É isso que anda acabando com os relacionamentos monogâmicos há séculos! A igreja vem perdendo força e é inevitável que as relações Homem/Mulher voltem a ser mais simples. Talvez instintivas. Menos racionais. A monogamia e a fidelidade existem desde que haja sinceridade desde o começo. O que não acontece. Ou pelo menos não acontecia. Comigo pelo menos. Também escrevi emails sentimentais querendo comer mais uma menina. Sexo fácil! Pervertido. Masturbação em casal.
Emails que deixavam bem claro que era amigo ao mesmo tempo em que amava. Ou dizia que amava com a esperança de sempre dar uma “pingadinha”. Ambigüidade nojenta. Incoerente e sem sentido algum pra mim hoje. Como pude, logo eu que quero ser diferente dos outros machos da minha espécie, usar desse joguinho medíocre?

Já que citei uma, cito outra: Skol amigos. http://www.youtube.com/watch?v=3hQzskmQjQo

Num ponto do filme, o narrador pergunta sobre a amizade entre homem e mulher e responde no ato: Não.
Existe sim. Desde que seja sincero. Como disse logo acima. Sabemos quem são as amigas e quem não são. Sabemos quando uma delas esta gostando da gente ou não. Precisamos deixar de ser canalhas e achar que todas um dia vão dar pra gente! Deixar de acharmos que a conquista é única como uma formula. Que se deu certo pra uma dará para todas as outras. E isso meu amigO, não é ser gay! Pensar que sempre que um cara que tenha amigas ou é gay ou ta afim de “catar” uma, é muito pequeno perto do que a mulher é hoje. Não rola mais a cena dos homens das cavernas que leva a mulher pelo cabelo!
Coração galera!

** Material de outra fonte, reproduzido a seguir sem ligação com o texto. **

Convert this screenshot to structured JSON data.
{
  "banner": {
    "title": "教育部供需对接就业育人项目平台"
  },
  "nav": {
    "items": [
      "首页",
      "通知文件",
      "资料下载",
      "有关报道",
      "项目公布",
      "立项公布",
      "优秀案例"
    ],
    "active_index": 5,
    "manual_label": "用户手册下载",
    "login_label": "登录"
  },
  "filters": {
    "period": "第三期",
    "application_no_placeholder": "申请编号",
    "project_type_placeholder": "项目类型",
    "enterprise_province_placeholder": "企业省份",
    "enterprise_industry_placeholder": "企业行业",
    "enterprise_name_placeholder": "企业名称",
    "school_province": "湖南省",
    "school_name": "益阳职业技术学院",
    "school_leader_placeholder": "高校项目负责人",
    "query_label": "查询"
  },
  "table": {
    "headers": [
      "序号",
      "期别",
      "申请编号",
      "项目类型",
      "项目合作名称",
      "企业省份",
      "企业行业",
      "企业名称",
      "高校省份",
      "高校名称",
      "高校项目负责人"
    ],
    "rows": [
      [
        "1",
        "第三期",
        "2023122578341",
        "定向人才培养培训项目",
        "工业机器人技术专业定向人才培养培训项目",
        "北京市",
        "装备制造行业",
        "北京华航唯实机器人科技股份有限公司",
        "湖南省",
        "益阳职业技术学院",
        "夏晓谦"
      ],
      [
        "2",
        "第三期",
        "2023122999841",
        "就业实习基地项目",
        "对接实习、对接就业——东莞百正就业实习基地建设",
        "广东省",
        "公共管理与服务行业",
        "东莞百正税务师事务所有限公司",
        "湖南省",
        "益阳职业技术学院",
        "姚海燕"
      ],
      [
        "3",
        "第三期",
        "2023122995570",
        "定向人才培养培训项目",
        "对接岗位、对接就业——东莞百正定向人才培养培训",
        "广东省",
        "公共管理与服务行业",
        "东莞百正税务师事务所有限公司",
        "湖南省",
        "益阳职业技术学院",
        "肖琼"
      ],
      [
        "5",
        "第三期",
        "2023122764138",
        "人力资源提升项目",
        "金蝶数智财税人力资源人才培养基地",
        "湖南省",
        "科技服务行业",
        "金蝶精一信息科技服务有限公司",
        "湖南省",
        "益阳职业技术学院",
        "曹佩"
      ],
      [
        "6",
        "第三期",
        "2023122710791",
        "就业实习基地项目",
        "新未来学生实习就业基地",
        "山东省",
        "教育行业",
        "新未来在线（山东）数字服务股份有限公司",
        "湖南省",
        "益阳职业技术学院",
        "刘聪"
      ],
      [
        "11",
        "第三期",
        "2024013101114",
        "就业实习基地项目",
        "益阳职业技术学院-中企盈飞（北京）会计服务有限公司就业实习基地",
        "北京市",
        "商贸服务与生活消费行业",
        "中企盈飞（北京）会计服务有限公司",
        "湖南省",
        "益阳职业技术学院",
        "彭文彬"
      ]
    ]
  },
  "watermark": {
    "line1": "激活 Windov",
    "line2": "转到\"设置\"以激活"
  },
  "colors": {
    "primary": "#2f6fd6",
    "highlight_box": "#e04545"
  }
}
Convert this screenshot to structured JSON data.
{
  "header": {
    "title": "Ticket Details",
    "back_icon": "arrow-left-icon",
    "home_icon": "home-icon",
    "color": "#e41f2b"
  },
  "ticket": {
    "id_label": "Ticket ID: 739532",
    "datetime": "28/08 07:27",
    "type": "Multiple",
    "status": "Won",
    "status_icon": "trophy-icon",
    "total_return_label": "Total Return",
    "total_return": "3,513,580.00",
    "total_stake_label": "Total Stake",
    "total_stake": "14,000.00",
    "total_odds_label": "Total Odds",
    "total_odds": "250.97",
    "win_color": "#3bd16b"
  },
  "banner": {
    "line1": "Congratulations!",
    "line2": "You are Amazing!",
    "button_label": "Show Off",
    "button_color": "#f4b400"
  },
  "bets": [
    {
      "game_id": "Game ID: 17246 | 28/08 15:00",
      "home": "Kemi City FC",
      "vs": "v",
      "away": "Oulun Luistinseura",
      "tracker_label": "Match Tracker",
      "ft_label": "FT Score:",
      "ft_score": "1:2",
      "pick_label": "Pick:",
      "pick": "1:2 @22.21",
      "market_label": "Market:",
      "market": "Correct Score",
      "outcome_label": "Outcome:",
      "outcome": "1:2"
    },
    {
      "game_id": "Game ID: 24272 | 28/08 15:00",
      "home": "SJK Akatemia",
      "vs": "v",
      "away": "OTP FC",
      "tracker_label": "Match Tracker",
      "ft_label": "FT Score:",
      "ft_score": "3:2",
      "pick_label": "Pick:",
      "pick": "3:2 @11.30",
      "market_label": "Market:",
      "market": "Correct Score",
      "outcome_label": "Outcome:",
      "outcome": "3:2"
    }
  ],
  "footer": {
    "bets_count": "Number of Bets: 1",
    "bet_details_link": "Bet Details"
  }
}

Escutem o coração quando o assunto é relacionamento. Esqueçam a cabeça.
Fiquei feliz no fim das contas. Percebi que mudei mesmo e já coloquei em prática. E que está sendo muito melhor. Os sentimentos quando sinceros devem ser expressos, quando falsos, não senti-los! Delete do seu leque de sabedoria a possibilidade de dizer que ama sem de fato amar. Ou que é amigo querendo ser amante. Paremos de confundir as cabeças, de nos enganar.
Se os sentimentos estão a ponto de explodir, explodam com toda força da verdade! É ótimo! E deixa a vida muito mais interessante.
Boa semana pros cuecas e pras calsinhas!